高村光太郎でも萩原朔太郎でも草野心平でも、まあ、誰でもいいのですが、たとえば次の一文を、誰か名のある「詩人」の書いた散文詩だと言いはったら、歴史的かなづかいの風格と相まって、意外と騙される人もいるのではないかという気がします。
 一方は畑で他方は傾斜してゐて泥が深い。道は悪い。その畑を通つてゐたのだが、きれいな花が一輪泥の上に顔を見せてゐた。
 尖兵の将校がその花をよけて横の泥深い処を迂回して歩いてゐた。花の上を踏んで歩く方が泥も少なく近道でもあるのだが、花をふみくだくに忍びなかつたのだ。
 次を歩いてゐる男もそれにならつて花をよけて通つた。次々に兵隊はわざわざ泥の道を遠回りして歩いた。部隊が通りすぎた後にはきれいな花が泥の上に浮かんでほのぼのとした美しさを見せてゐた。行軍に疲れた時、実際ぬかるみ道は倍疲れる。そんな時にさへもたつた一輪の花もふまずに通つて行つた兵隊の心情が嬉しいのだ。
執筆者は陸軍中尉加藤出雲命。昭和十五年十月十七日、中支にて散華された靖国神社の英霊です。

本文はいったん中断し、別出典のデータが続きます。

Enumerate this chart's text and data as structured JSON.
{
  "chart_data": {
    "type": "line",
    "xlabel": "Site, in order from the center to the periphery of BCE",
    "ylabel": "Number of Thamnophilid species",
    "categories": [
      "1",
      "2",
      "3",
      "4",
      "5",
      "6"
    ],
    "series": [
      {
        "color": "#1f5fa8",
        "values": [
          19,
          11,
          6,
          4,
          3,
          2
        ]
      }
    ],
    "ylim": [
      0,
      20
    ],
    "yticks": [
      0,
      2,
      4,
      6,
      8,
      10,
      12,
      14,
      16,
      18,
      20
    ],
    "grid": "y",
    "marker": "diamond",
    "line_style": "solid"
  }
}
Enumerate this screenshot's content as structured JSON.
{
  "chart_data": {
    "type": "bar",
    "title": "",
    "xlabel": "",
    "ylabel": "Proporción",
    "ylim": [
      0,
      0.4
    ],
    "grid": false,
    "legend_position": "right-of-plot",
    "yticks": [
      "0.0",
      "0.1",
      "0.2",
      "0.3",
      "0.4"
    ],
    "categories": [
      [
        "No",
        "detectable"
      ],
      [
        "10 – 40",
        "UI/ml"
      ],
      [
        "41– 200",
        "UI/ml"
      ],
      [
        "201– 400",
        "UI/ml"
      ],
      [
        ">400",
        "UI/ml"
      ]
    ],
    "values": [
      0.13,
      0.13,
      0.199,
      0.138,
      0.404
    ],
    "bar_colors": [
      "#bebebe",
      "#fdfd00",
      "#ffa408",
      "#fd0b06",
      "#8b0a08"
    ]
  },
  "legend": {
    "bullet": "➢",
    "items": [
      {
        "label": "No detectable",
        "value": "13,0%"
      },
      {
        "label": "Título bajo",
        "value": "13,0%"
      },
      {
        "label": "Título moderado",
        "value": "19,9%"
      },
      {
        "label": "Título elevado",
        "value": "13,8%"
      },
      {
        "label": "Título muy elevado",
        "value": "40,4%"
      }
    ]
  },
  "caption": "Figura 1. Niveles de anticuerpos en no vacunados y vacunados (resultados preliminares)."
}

享年二十九歳。

当然、「詩」でも何でもないのですが……

安全な場所で命がけを口にする自称詩人はいつの時代にも掃いて捨てるほどいるのでしょうが、実際に命を捨てて戦いながら、このような言乃葉を書き遺した英霊のほうがよほど本来の意味で「詩人」だったようにも思えます。
もっと言うなら、わざわざ言葉にするまでもなく、一輪の花をただ黙々とよけて「通つて行つた」、物言わぬ兵隊さんたちこそ、詩人であり詩そのものであったようにも思うのです。

まあ、そんな感想こそ、それこそ「安全な場所」にいる私の、さかしらなのでしょうが。